援助交際の支払いは命で... 非モテ男子の予測不可能恋愛物語

シエラ〈第14話〉

                                                                                                                           Je m'appelle

 現在、一階の大展示場では『特別展 人体の神秘』というイベントが行われている。なんと本物の人間の死体が、輪切りにされたり、縦に切断されたり、神経だけが取り出されたりと、様々な状態で無数に展示されているのだ。倫理的に問題があるのではないかとか、死体の身元はどうなんだとか、いろいろ物議を醸しているが、学術的なイベントとしては例を見ぬほどの大盛況である。そのようなわけで、大会場であるにもかかわらず、昼間は入場整理券が必要になるほど人で溢れかえっており、生きた人間の数が、死んだ人間の数をはるかに凌駕している。しかし夜は、生きた人間が一人もいなくなってしまうため、死んだ人間だけが二〇〇体あまり会場内に残り、次の日の来るのをじっと待っている。

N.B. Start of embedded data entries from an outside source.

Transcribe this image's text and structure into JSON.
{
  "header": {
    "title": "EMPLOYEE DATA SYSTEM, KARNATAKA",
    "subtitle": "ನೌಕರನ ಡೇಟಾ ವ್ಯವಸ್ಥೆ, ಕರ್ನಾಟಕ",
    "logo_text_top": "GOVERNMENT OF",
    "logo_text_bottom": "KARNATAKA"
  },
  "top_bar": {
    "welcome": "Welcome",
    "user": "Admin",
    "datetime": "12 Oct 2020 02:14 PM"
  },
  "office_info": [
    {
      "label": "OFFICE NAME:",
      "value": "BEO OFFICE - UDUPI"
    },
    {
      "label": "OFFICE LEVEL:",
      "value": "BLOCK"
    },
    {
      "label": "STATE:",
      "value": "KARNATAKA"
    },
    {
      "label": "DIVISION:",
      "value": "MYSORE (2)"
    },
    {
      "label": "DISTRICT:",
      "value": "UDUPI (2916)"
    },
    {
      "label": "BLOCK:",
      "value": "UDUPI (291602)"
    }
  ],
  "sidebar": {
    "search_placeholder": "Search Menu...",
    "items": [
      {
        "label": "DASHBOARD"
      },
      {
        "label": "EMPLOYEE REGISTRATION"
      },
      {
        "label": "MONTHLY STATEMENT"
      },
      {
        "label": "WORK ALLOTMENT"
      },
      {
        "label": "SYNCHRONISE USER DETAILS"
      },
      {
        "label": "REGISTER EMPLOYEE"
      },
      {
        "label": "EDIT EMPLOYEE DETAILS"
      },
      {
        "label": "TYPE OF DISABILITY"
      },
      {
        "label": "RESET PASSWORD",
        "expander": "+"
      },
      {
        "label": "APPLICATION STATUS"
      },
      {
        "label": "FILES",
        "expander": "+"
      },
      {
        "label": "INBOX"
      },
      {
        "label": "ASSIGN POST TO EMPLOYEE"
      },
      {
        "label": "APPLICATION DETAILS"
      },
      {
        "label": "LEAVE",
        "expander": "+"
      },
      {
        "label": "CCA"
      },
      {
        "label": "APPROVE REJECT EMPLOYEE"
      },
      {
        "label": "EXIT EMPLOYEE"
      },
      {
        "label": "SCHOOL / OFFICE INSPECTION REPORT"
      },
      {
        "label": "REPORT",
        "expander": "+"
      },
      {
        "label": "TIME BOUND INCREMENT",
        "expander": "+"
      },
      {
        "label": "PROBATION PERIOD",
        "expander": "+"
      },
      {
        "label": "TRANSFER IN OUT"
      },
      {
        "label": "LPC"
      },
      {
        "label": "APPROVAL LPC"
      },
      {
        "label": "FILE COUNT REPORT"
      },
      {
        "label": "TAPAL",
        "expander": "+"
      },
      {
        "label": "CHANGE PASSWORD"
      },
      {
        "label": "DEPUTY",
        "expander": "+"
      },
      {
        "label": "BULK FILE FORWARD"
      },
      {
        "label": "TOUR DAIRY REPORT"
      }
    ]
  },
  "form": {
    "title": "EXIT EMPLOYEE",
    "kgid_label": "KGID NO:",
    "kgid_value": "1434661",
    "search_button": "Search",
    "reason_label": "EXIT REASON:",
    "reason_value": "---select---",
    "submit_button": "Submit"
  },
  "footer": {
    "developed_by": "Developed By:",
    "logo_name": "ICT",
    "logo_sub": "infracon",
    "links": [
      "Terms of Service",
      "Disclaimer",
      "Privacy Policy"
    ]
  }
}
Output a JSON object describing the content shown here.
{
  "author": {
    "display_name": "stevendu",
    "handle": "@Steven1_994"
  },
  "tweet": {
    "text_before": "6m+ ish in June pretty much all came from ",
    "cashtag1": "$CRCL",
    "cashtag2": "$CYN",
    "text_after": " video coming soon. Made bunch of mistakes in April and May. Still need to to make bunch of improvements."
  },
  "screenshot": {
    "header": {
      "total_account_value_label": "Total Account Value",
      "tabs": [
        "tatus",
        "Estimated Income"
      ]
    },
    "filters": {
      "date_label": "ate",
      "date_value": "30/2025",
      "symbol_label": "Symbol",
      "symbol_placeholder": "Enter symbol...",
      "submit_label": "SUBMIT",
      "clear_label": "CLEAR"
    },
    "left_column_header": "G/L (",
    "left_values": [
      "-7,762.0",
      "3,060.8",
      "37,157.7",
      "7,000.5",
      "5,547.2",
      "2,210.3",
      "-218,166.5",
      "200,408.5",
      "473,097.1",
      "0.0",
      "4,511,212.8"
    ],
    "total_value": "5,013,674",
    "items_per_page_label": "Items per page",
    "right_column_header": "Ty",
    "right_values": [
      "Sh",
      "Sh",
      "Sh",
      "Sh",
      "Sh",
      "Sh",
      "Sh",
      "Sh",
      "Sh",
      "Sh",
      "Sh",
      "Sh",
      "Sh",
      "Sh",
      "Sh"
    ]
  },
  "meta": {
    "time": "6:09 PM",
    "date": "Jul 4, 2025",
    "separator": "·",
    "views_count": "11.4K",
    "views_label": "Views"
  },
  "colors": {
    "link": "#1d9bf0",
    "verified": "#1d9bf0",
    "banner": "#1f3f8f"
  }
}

 そんな会場を一人で巡回する業務は、決して愉快なものではない。死んだ人たちと、なるべく目が合わないように気をつけながら、任務を遂行するだけである。連中は死体のくせに、どういうわけか眼だけが妙に生き生きとしているのだ。

 それにしても、今日はいつも以上に会場が広く感じられる。

 仕方がないので、またシエラのことを頭のてっぺんから足の爪先まで詳細に思い出しながら巡回して、気持ちを紛らすことにする。運が良ければ牛の時と同じように、またシエラが現れてくれるのではないかと一石二鳥を狙っているのは言うまでもなく、自分でも驚くほど安易な作戦だとは思うが、シエラと連絡が取れなくなっている今、彼女に逢うにはこれくらいしか方法がないのでやむを得ない。

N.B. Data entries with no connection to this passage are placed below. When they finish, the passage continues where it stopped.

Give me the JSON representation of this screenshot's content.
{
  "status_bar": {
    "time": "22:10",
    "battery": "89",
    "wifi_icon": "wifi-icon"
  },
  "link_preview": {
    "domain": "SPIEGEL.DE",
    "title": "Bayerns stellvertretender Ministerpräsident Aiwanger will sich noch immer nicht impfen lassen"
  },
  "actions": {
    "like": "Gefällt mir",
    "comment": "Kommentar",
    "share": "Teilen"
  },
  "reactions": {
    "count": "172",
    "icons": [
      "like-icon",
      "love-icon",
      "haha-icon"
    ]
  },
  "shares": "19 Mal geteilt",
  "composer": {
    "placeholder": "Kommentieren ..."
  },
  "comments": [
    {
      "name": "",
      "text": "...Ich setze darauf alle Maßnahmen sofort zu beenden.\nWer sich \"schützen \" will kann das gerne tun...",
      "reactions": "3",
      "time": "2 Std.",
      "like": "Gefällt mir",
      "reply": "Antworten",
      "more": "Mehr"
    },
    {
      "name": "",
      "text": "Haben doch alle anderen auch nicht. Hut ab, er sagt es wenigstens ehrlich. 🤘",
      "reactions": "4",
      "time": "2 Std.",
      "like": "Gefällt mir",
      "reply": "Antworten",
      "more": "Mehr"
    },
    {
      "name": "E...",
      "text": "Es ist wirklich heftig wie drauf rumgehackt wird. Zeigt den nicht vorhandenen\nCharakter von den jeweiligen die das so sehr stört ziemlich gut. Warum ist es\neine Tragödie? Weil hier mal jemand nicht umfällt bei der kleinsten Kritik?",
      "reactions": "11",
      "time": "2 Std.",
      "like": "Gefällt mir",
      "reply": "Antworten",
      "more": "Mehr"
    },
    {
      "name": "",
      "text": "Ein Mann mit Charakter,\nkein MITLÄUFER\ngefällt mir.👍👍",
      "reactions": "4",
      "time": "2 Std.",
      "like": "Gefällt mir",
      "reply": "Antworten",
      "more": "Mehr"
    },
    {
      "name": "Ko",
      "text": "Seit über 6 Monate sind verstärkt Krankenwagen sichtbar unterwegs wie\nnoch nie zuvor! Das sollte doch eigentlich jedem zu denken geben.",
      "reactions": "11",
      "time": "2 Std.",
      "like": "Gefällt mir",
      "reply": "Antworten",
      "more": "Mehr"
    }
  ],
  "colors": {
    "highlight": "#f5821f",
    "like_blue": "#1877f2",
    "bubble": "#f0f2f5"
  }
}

 まずは髪の毛だ。アッシュグレーの髪は緩やかにウェーブしており、背中三分の一の地点まで達している、と始めてはみたものの、どうも集中できない。それというのも、目の前の死んだ人たちに、心の中を見透かされているような気がするからだ。

 内臓が丸見えになった死体。皮膚を全て剥がされて全身の筋肉が晒されている死体。逆に全身皮膚だけにされた死体。なぜか槍投げのフォームを取らされている死体。それぞれ奇抜な装いの死体が、思い思いのポーズを取りながら一様に私を見ている。

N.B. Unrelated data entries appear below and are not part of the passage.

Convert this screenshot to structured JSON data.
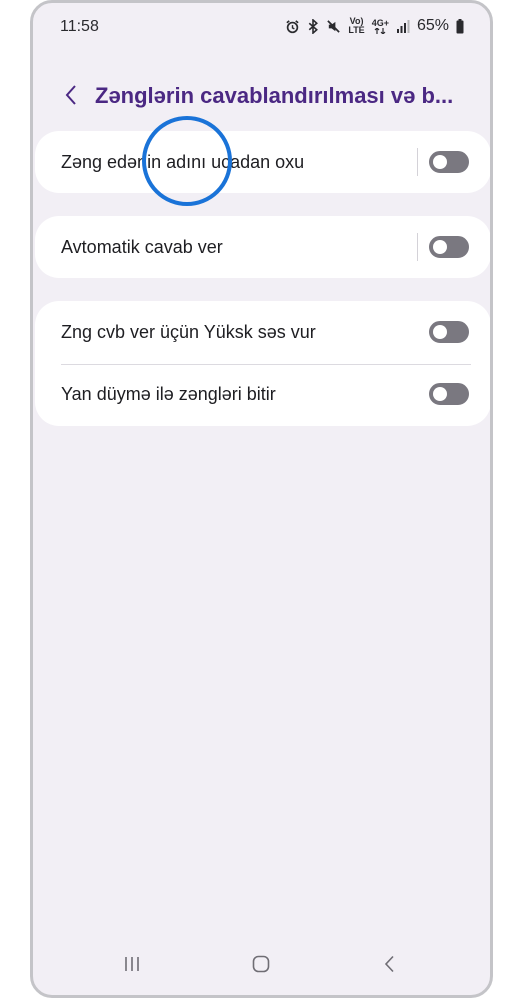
{
  "status_bar": {
    "time": "11:58",
    "icons": [
      "alarm-icon",
      "bluetooth-icon",
      "mute-icon",
      "volte-icon",
      "4g-icon",
      "signal-icon",
      "battery-icon"
    ],
    "volte_top": "Vo)",
    "volte_bottom": "LTE",
    "net_top": "4G+",
    "battery_percent": "65%"
  },
  "header": {
    "title": "Zənglərin cavablandırılması və b...",
    "back_icon": "chevron-left-icon"
  },
  "settings": {
    "read_caller_name": {
      "label": "Zəng edənin adını ucadan oxu",
      "enabled": false
    },
    "auto_answer": {
      "label": "Avtomatik cavab ver",
      "enabled": false
    },
    "volume_up_answer": {
      "label": "Zng cvb ver üçün Yüksk səs vur",
      "enabled": false
    },
    "side_key_end": {
      "label": "Yan düymə ilə zəngləri bitir",
      "enabled": false
    }
  },
  "navigation": {
    "recents_icon": "recents-icon",
    "home_icon": "home-icon",
    "back_icon": "back-icon"
  },
  "colors": {
    "background": "#f2eff5",
    "card": "#ffffff",
    "title": "#4b2883",
    "toggle_off": "#7a7880",
    "highlight": "#1a73d8"
  }
}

 こうやって無数の死体に囲まれてみると、人間は生きているのが当たり前、という二十七年間にわたって無防備に持ち運び続けてきた観念が液状化してくる。この場所では、死んでいる者が、生きている者を数的に圧倒しているのだ。生きている者の数が一(私のみ)であるのに対して、死んでいる者の数は二百を超えている。勝てるはずがない。

 ハイ、すみませんでした。私が悪うございました。人間は死んでいるのが当たり前ですよね、ハイハイ。生きている私が異常でございます。直ちに死にます、死ぬべきです、ハイ。だっておかしいですもんね。電池も入っていない、コンセントにもつながれていない、ゼンマイも巻かれていない人間が、ひとりでに動いて、しゃべったり、笑ったり、怒ったり、泣いたり、やきもちを焼いたり、誰も心を開いてくれないと言って絶望したり、心が通じたと言って喜んでみたり。人間なんて突き詰めればただの肉の塊。常識的に考えれば動くわけがない。あなた、肉屋のショーケースの中で、カレー用豚ブロック肉が、モソモソと動いているのを見たことがありますか? ないでしょ。ないですよね。それなのに、その蛋白質の塊が、生きて、意思を持って、動いているのがおかしい。

 そんな感覚に襲われる。

 そうか。 

 そういうことなのか。

 

 ―― 平気、平気。 

 生まれる前の状態に戻るのが少し早くなるだけですよ。

 元々何十億年もその状態で過ごしてきたわけですし。

 何十億年のことは気にしないで、

 たった三百日程度のことを気にするなんておかしいですよ。 

 

 要するにシエラは、この宇宙に於いては、生命のない物質の状態こそが基本形であり、「生きている」というのはかなり例外的な状態であると、そして、「死ぬ」というのは単に基本形に戻るに過ぎず、決して特殊なことではないと言いたかったのだ。「死んでいる」、つまり「生きていない」のは極めて自然なことであり、何一つ忌むべき理由はないと言いたかったのだ。そのことが今、夥しい数の死体に囲まれることによって、ようやく分かった。

 本当にシエラは、もう私と逢わないつもりなのか。

 私は、命を奪う価値すらない人間だった、ということなのだろうのか。